Price Realized: $ 12,000
?Final Price Realized includes Buyer’s Premium added to Hammer Price
Estimate: $ 12,000 - $ 18,000
WESTON, EDWARD (1886-1958)
"Cypress, Point Lobos." Silver print, 9 1/2x7 1/2 inches (24.1x19 cm.), with Weston's initials and numeric notation, "4/50," in pencil on mount recto and his title, the date, numeric notations and Weston's name, in pencil, in an unknown hand, on mount verso. 1930

Additional Details

In the 1950s, this image was selected as a project print and exhibited at Delphic Studios in 1932, and at the Museum of Modern Art, New York in 1946.
Edward Weston: Photographs from the Collection of the Center for Creative Photography, unpaginated.

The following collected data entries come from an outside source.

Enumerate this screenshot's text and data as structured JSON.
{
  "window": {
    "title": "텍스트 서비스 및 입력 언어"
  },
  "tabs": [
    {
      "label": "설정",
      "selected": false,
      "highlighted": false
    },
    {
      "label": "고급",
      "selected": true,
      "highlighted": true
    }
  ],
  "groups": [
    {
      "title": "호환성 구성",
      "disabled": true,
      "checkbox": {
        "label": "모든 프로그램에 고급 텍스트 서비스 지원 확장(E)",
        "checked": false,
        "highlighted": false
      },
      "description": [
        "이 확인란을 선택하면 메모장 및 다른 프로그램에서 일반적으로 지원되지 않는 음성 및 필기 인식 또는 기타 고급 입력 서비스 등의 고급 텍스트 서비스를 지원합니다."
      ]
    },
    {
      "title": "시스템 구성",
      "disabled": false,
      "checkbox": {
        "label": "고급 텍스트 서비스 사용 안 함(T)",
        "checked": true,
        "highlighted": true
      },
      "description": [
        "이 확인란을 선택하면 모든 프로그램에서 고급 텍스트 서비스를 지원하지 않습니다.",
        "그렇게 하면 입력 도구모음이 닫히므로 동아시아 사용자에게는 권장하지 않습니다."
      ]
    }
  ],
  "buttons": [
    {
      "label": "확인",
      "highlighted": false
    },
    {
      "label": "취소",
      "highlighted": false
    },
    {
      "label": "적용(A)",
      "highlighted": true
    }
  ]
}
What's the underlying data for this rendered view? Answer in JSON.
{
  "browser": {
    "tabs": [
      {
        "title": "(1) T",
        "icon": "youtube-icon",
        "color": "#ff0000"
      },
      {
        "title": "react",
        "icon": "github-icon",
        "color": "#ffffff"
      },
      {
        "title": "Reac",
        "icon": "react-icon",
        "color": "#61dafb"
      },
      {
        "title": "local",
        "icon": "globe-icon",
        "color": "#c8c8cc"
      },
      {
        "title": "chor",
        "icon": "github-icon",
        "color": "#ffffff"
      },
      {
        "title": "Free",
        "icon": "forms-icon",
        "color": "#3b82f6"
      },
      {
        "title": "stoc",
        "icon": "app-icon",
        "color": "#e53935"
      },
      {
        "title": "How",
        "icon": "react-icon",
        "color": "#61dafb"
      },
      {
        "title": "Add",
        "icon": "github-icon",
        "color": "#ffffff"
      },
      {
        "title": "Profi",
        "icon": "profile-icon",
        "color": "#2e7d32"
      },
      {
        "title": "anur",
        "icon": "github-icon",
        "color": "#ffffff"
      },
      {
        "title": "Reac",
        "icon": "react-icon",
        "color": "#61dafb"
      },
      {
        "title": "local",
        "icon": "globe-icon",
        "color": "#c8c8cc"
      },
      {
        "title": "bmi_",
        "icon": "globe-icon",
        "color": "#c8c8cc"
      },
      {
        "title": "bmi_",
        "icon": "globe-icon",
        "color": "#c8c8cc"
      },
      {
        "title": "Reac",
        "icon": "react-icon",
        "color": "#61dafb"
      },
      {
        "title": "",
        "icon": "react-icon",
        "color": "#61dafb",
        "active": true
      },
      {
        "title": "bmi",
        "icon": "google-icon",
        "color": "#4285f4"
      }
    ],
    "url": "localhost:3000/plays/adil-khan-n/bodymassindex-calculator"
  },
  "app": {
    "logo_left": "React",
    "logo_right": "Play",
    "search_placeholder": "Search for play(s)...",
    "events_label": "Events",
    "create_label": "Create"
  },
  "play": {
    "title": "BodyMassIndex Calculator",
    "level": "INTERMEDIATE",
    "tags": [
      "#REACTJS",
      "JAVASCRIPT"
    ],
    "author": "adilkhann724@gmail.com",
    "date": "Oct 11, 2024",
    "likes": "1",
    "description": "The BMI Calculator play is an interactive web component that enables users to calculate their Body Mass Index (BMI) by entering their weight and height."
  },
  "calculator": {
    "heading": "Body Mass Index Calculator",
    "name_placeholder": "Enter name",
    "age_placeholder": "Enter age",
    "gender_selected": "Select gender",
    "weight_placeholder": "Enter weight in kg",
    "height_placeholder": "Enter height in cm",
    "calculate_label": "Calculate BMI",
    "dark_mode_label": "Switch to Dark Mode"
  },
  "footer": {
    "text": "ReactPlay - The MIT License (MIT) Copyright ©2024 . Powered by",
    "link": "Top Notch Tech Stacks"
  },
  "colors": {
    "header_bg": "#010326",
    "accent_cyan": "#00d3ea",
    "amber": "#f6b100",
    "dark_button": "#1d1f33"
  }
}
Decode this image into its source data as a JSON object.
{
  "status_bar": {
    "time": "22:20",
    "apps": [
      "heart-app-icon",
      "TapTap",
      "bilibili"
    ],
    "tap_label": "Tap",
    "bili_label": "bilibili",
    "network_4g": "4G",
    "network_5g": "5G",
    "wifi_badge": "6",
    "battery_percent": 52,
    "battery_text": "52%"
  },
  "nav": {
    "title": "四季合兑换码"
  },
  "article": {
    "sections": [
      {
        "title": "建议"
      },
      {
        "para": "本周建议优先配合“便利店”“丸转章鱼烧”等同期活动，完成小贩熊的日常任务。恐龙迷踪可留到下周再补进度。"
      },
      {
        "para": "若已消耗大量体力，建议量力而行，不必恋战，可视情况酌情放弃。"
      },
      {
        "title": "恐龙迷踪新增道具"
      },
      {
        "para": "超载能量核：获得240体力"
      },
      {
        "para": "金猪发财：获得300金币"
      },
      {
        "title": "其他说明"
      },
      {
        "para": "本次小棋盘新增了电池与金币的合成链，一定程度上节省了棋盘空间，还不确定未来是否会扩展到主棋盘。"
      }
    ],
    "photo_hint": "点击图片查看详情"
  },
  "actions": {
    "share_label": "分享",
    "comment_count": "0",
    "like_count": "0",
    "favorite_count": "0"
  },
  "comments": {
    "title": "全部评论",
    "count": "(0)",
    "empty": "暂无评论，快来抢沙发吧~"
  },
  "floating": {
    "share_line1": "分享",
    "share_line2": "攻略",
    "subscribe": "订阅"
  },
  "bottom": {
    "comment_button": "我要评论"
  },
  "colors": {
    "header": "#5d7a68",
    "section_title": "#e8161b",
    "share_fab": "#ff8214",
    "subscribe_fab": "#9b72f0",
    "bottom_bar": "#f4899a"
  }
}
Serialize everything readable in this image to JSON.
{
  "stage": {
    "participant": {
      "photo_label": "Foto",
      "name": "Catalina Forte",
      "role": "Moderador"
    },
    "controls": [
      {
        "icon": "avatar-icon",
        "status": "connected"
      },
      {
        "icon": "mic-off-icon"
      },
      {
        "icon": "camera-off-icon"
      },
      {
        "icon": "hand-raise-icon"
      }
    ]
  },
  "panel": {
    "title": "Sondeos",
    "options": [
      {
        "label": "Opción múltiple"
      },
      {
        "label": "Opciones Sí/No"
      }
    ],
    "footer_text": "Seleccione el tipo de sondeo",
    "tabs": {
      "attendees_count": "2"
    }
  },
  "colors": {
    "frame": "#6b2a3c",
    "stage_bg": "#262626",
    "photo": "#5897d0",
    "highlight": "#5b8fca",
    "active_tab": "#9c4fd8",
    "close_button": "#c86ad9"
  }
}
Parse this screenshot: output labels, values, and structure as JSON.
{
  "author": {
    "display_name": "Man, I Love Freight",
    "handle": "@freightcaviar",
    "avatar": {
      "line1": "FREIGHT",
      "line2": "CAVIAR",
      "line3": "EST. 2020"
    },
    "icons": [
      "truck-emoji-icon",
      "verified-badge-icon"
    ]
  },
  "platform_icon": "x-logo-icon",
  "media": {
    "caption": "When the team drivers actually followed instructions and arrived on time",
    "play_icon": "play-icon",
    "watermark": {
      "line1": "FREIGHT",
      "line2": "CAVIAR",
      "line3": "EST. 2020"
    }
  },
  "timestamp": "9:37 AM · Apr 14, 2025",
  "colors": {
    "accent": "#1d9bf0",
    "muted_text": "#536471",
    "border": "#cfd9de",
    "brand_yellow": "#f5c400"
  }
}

According to Amy Conger, "On December 18, Weston printed a group of negatives he had taken of cypresses that ''swirl upwards like fire,-a dozen of them with the same movement.'' Weston often contradicted Arthur Wesley Dow''s [an American artist and influential arts educator] principals of composition by making things happen on the edges-here contours and lines cross or just end as they touch the frame; he used quasi-geometric shapes, in this case, two triangles and a quarter circle, to occupy his corners. He did not increase depth by including sky or a horizon line but seemed to be concentrating on the absolutely flat surface of the paper and the purest forms he could isolate in nature-just as some of his colleagues at the Bauhaus were doing in other media. [In this particular image] Weston changed his lens or moved his camera about a foot closer and, in either case, about four inches to the right. He did not, however, alter the basic organization of the composition, although there are fewer distracting elements and the forms are more heroic."